É por isso que me ocorreu, inocente da minha parte, há muitos anos, que o governo do meu país naquela época deveria aprovar uma “Lei 28 de Dezembro” que obrigaria todos os meios de comunicação a publicar notícias falsas todos os dias. Isso, por sua vez, deveria ter feito com que os leitores lessem, ouvissem ou assistissem aos meios de comunicação todos os dias com a mesma desconfiança com que os olhamos todo dia 28 de dezembro: tentando detectar mentiras, falsificações. Enganei-me: a evolução dos meios de comunicação, dos leitores e da sociedade fez com que, sem necessidade de qualquer lei, a grande maioria passasse a ler assim, pesquisando, incrédula.
Mas torna-se cada vez mais difícil tentar ler a situação de forma crítica. Estávamos confiantes – um pouco – na nossa perspicácia, na nossa capacidade de detectar uma falsificação.
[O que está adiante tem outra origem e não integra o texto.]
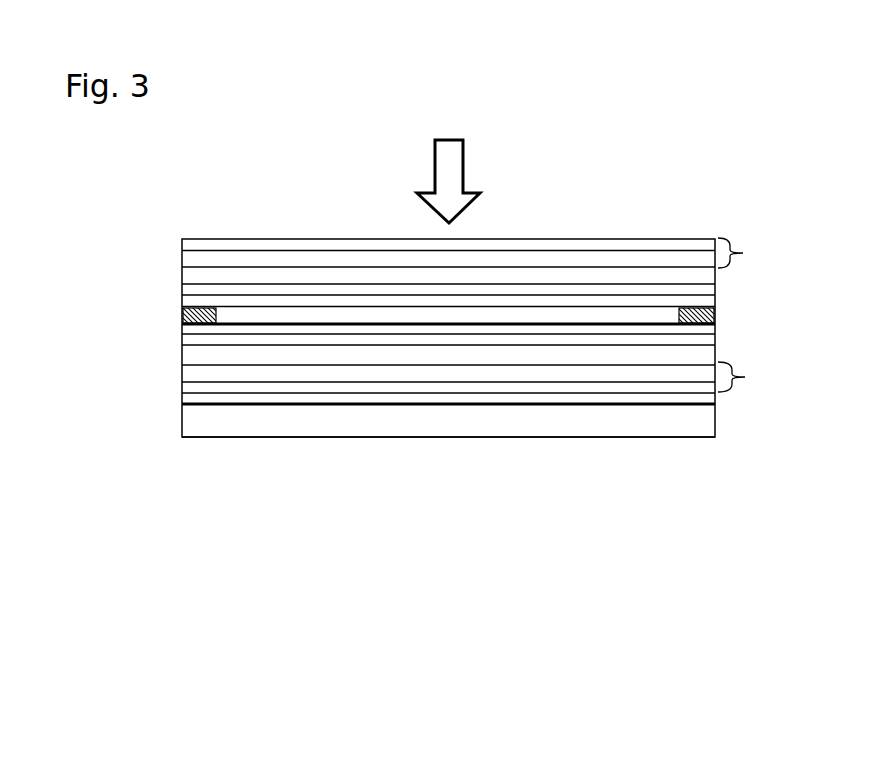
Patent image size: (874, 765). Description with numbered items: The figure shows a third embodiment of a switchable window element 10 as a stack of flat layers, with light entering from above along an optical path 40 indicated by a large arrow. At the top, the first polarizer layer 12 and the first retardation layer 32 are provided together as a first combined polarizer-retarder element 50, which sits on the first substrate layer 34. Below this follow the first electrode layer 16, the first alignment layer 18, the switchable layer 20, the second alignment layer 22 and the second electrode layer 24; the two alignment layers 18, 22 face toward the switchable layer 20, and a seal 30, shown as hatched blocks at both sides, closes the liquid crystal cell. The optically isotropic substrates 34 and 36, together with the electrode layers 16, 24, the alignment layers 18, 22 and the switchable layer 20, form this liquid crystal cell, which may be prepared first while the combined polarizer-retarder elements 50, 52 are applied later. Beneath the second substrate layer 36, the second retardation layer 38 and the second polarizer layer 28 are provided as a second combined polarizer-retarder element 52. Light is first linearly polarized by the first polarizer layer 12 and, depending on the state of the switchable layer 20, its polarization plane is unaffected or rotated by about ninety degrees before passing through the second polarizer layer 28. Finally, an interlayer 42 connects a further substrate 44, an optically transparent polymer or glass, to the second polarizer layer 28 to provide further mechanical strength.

The switchable window element 10 is at (712, 198).
The first polarizer layer 12 is at (711, 238).
The first electrode layer 16 is at (712, 290).
The first alignment layer 18 is at (196, 302).
The switchable layer 20 is at (225, 313).
The second alignment layer 22 is at (207, 329).
The second electrode layer 24 is at (707, 342).
The second polarizer layer 28 is at (715, 388).
The seal 30 is at (716, 317).
The first retardation layer 32 is at (202, 260).
The first substrate layer 34 is at (196, 278).
The second substrate layer 36 is at (205, 359).
The second retardation layer 38 is at (208, 375).
The optical path 40 is at (452, 168).
The interlayer 42 is at (700, 400).
The further substrate 44 is at (220, 420).
The first combined polarizer-retarder element 50 is at (751, 253).
The second combined polarizer-retarder element 52 is at (749, 377).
A IA e seus produtos complicam muito as coisas; Hoje em dia, muitas vezes a única diferença que podemos fazer entre um vídeo verdadeiro e um falso (como as declarações de uma pessoa importante) é que uma pessoa respeitada ou um meio de comunicação – uma “autoridade” – garante a sua autenticidade. Resumindo: perdemos a capacidade de julgar por nós mesmos e devemos mais uma vez nos submeter ao julgamento “de quem sabe”. A capacidade de ler mídia de forma crítica e autônoma é uma das primeiras vítimas da inteligência artificial.
O que mais uma vez nos faz, como telespectadores, confiar e acreditar. (E isto coloca ainda mais pressão sobre nós, jornalistas, para procurarmos essa confiança.) Ter de ouvir as opiniões dos outros nunca é um bom mecanismo; parece, por enquanto, a única opção até descobrirmos ou inventarmos formas de restaurar a nossa independência crítica. É urgente. Infelizmente, aqueles que costumam inventar tais coisas estão do lado daqueles que se beneficiam do engano. Mais importante ainda, devemos compreender que este é agora um campo de batalha.